There had already been various demands for this bridge over a long stretch of time. As far back as 1949, for example, Maulana Abdul Hamid Khan Bhashani – a popular political leader whose decades of public service career included the period when present-day Bangladesh was still part of British India before becoming East Pakistan – publicly highlighted the need for a major bridge that would bring together both sides of the Jamuna River. It took the resolution introduced by Haque, however, to officially get the construction process underway.
Notwithstanding the unanimous adoption of that resolution, the subsequent steps for building the bridge dragged out for more than three decades. The political unrest and liberation war that resulted in Bangladesh becoming an independent republic played a huge part in this delay early on, with a feasibility study for the bridge ultimately undertaken and completed in the mid-1970s.
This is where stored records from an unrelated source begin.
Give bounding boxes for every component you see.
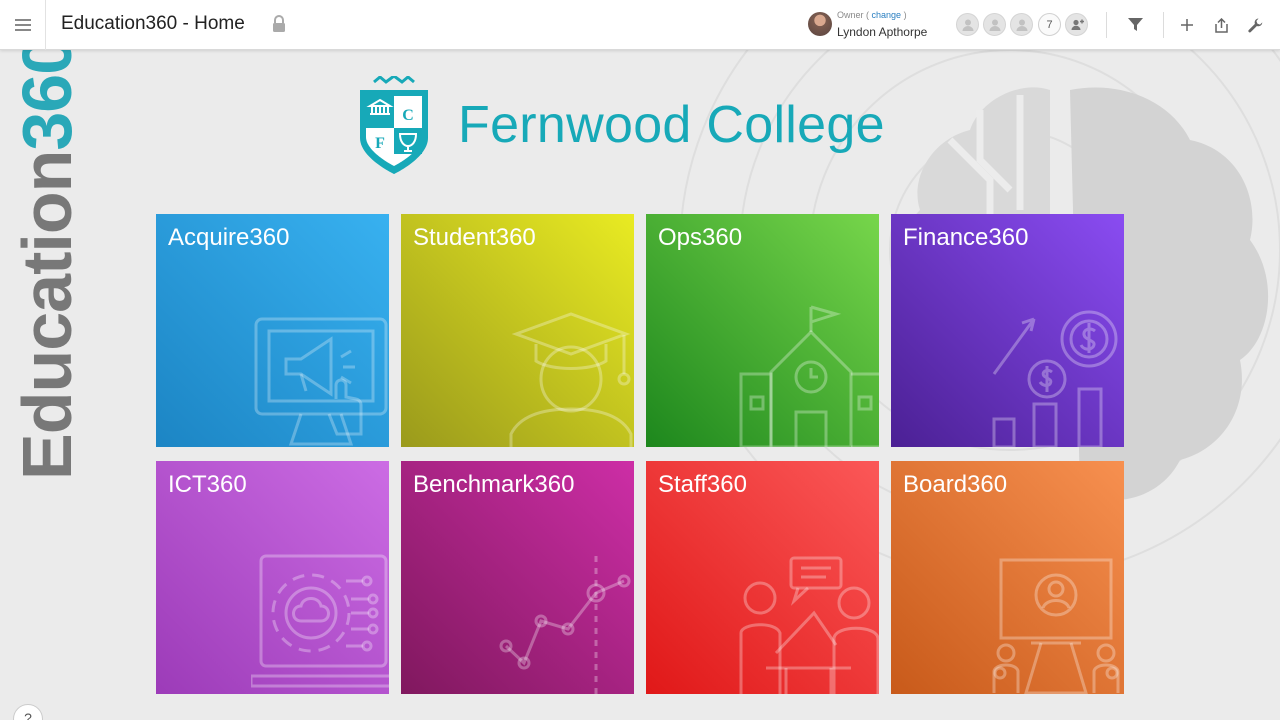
owner-name: Lyndon Apthorpe bbox=[837, 25, 928, 39]
share-button[interactable] bbox=[1210, 14, 1232, 36]
hamburger-menu-button[interactable] bbox=[0, 0, 46, 50]
tile-student360[interactable]: Student360 bbox=[401, 214, 634, 447]
megaphone-icon bbox=[254, 317, 388, 446]
tile-benchmark360[interactable]: Benchmark360 bbox=[401, 461, 634, 694]
tile-board360[interactable]: Board360 bbox=[891, 461, 1124, 694]
member-count-badge[interactable]: 7 bbox=[1038, 13, 1061, 36]
member-avatar[interactable] bbox=[956, 13, 979, 36]
owner-label-text: Owner bbox=[837, 10, 864, 20]
add-button[interactable] bbox=[1176, 14, 1198, 36]
brand-number: 360 bbox=[8, 36, 86, 151]
filter-button[interactable] bbox=[1124, 14, 1146, 36]
plus-icon bbox=[1181, 19, 1193, 31]
help-button[interactable]: ? bbox=[13, 704, 43, 720]
meeting-icon bbox=[739, 556, 879, 694]
divider bbox=[1163, 12, 1164, 38]
share-icon bbox=[1214, 17, 1228, 33]
college-name: Fernwood College bbox=[458, 96, 885, 154]
filter-icon bbox=[1127, 18, 1143, 31]
owner-label: Owner ( change ) bbox=[837, 10, 907, 20]
tile-label: Ops360 bbox=[658, 224, 743, 251]
school-building-icon bbox=[739, 305, 879, 447]
owner-avatar[interactable] bbox=[808, 12, 832, 36]
tile-acquire360[interactable]: Acquire360 bbox=[156, 214, 389, 447]
tile-label: Benchmark360 bbox=[413, 471, 575, 498]
add-member-icon bbox=[1071, 19, 1084, 30]
tile-label: Board360 bbox=[903, 471, 1008, 498]
person-icon bbox=[1016, 19, 1027, 31]
wrench-icon bbox=[1247, 18, 1262, 32]
tile-ict360[interactable]: ICT360 bbox=[156, 461, 389, 694]
divider bbox=[1106, 12, 1107, 38]
change-link-text[interactable]: change bbox=[872, 10, 902, 20]
tile-ops360[interactable]: Ops360 bbox=[646, 214, 879, 447]
finance-growth-icon bbox=[992, 310, 1118, 447]
education360-vertical-logo: Education360 bbox=[8, 37, 86, 480]
hamburger-menu-icon bbox=[14, 19, 31, 31]
page-title: Education360 - Home bbox=[61, 13, 245, 34]
member-avatar[interactable] bbox=[1010, 13, 1033, 36]
top-bar: Education360 - Home Owner ( change ) Lyn… bbox=[0, 0, 1280, 50]
lock-icon bbox=[273, 15, 285, 32]
tile-label: Finance360 bbox=[903, 224, 1029, 251]
line-graph-icon bbox=[499, 556, 631, 694]
tile-label: Staff360 bbox=[658, 471, 747, 498]
person-icon bbox=[962, 19, 973, 31]
crest-letter: F bbox=[375, 135, 385, 152]
tile-label: Student360 bbox=[413, 224, 536, 251]
add-member-button[interactable] bbox=[1065, 13, 1088, 36]
tile-staff360[interactable]: Staff360 bbox=[646, 461, 879, 694]
college-crest-logo: C F bbox=[360, 76, 428, 174]
tile-label: Acquire360 bbox=[168, 224, 290, 251]
tile-finance360[interactable]: Finance360 bbox=[891, 214, 1124, 447]
brand-word: Education bbox=[8, 150, 86, 480]
person-icon bbox=[989, 19, 1000, 31]
crest-letter: C bbox=[402, 107, 414, 124]
presentation-icon bbox=[992, 558, 1120, 694]
member-avatar[interactable] bbox=[983, 13, 1006, 36]
owner-change-link[interactable]: ( change ) bbox=[866, 10, 907, 20]
graduate-icon bbox=[509, 312, 633, 447]
tile-label: ICT360 bbox=[168, 471, 247, 498]
settings-button[interactable] bbox=[1244, 14, 1266, 36]
cloud-gear-icon bbox=[251, 554, 389, 688]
Due to the significant technical and financial challenges spelled out in this study, plans to build the bridge were halted for several years. Finally, in 1986, the Jamuna Multipurpose Bridge Authority was established to implement the project. Construction began in 1994, and the Bangabandhu Bridge was completed and opened in 1998.
The Bangabandhu Bridge, which serves as a strategic link between the eastern and western areas of Bangladesh, connects the region of Bhuapur on the Jamuna River’s east bank with the town of Sirajganj on the west bank of the river. At the time of its opening, the structure (measuring more than three miles in length) was the world’s 11th longest bridge. It now has the distinction of being the sixth longest bridge in South Asia.